Historical Fiction Review: Zora and Me: The Cursed Ground (Zora and Me #2) by T.R. Simon

38256472Zora and Me: The Cursed Ground (Zora and Me #2) by T.R. Simon
Format:  ARC Paperback
Publisher:  Candlewick Press
Number of pages:  272
Publishing:  September 11th, 2018
Source:  ARC received from the publisher in exchange for an honest review

Favorite Lines:  "There are two kinds of memory.  One is the ordinary kind, rooted in things that happened, people you knew, and places you went...   The second kind of memory is rooted in the things you live with, the land you live on, the history of where you belong."  


The Cursed Ground is the second book in the Zora &  Me series.  Unfortunately, I missed out on the first book, but both appear to be the historical fictionalized accounts of author Zora Neale Hurston's early childhood.   The story is initially narrated by Carrie and set in 1903 in Eatonville, Florida.   Late one night while sleeping over at her friend Zora's house, Carrie hears horses running wild outside the bedroom window.  She suspects that they belong to Mr.

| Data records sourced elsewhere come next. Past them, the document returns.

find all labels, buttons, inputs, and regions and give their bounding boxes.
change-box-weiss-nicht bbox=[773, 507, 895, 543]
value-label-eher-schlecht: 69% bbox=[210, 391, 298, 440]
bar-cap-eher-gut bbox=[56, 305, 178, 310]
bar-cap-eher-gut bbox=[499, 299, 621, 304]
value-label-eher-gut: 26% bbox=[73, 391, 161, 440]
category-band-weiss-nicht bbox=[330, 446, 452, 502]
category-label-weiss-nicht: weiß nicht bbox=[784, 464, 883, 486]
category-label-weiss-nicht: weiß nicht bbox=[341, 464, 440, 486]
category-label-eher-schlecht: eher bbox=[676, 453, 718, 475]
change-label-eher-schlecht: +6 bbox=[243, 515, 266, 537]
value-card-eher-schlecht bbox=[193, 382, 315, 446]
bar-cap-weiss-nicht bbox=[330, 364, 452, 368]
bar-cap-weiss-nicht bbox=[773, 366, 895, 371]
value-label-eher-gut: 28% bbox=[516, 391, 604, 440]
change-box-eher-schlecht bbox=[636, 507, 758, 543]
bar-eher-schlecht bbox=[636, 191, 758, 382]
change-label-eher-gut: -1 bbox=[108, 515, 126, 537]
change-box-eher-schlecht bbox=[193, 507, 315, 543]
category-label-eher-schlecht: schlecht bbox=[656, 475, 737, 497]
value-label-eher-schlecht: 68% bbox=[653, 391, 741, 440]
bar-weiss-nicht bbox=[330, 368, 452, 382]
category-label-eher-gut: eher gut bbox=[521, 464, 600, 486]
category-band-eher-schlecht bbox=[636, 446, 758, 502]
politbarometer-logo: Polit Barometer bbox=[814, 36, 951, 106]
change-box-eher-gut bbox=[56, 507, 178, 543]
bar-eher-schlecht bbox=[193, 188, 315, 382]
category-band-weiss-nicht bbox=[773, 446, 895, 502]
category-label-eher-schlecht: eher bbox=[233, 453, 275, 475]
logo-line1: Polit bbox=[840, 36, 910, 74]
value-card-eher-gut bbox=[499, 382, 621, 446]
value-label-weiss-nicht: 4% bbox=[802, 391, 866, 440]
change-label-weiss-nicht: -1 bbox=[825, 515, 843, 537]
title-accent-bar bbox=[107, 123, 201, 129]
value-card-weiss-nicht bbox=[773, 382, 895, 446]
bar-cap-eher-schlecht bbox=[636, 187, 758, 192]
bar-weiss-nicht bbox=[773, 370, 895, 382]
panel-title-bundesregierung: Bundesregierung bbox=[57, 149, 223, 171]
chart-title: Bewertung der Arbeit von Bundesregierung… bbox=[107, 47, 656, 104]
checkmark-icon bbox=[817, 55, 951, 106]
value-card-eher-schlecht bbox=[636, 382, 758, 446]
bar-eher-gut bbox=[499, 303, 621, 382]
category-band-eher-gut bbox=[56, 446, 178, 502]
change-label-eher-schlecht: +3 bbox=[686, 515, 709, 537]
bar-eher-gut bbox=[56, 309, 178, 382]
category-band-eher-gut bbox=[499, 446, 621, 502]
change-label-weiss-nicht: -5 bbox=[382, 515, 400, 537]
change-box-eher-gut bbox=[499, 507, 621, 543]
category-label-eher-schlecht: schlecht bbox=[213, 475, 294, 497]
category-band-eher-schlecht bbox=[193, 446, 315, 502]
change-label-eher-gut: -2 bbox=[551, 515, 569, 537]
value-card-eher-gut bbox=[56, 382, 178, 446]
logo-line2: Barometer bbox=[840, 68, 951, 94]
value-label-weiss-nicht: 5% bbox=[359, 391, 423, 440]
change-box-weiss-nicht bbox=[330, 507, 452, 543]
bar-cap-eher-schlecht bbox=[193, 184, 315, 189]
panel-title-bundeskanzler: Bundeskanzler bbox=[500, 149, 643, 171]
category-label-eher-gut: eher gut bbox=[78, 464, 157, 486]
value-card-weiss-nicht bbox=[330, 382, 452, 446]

Polk's farm.  Zora immediately wants to investigate and convinces Carrie to come with.  Upon reaching the farm, they find Mr. Polk with a long gash on his arm.  Shortly after, Old Lady Bronson, the local healer or seer shows up and tends to his wound.  When Lady Bronson and Mr. Polk communicate in a language the girls don't understand, they're flabbergasted as Mr. Polk is well known for being mute.  Mrs. Bronson makes a deal with the girls, she'll tell them a story in exchange for their silence about Mr. Polk being able to speak.  

From there the story shifts back in time to 1855 where our second narrator,  Lucia, an orphan serving girl and Prisca, the daughter to the gentleman Don Federico have just found out that Prisca's father has taken a new wife and they will be leaving the Dominican Republic to travel to their new home in Westin, Florida.   Lucia has been a companion for Prisca for most of her life, the two are the best of friends, spending almost every waking moment in each others company.  Yet, following the move to Florida, Lucia becomes a slave within the household.  No longer can the two friends play together, now Lucia has chores and punishments if she doesn't perform her duties.  Lucia tries to adapt to her new life, learning to survive by keeping her emotions and feelings in check but also lives in fear of angering those around her and having the atrocities she witnesses befall her.  She tries very hard not to jeopardize the other slaves around her by not drawing attention to herself.  

Zora & Me is really a story within a story that spans two time periods.  In 1903, we find out the events that led to the attack on Mr. Polk and in 1855 learn about Lucia's life and struggles in Florida.  I found Lucia's story to be the most impactful because of how accurately it portrayed the brutality of slavery, the emotions, feelings, and pain.   The story makes slavery not just something that happened in the past, somewhere else, but something tangible.  Images and characters that you won't forget.  Some parts are sad, heartwrenching and difficult to read, but it is a very important story.  I especially enjoyed the strong theme that "history is a living history, not something you just read in a book, that it is everything your life stood on."  That even in 1903, the girls are facing events that occurred from the past, how they begin to see that the history of slavery is one based on a"hate and desire to have control or power over something seen as inferior."  There are so many powerful messages within Zora & Me making this a valuable teaching tool.   

The ending came together rather quickly for me, partially because I was so engrossed in Lucia's story, but it was important for the reader to be brought up to speed with the historical details of the Jim Crow Laws and Reconstruction to ensure they had the context to be able to follow the events occurring in Zora's hometown.  I read this book in one sitting, it has such a riveting plot and I loved how Lucia's and Carrie's stories intertwined. 

 "History ain't in a book, especially when it comes to folks like us. History is in the lives we lived and the stories we tell each other about those lives."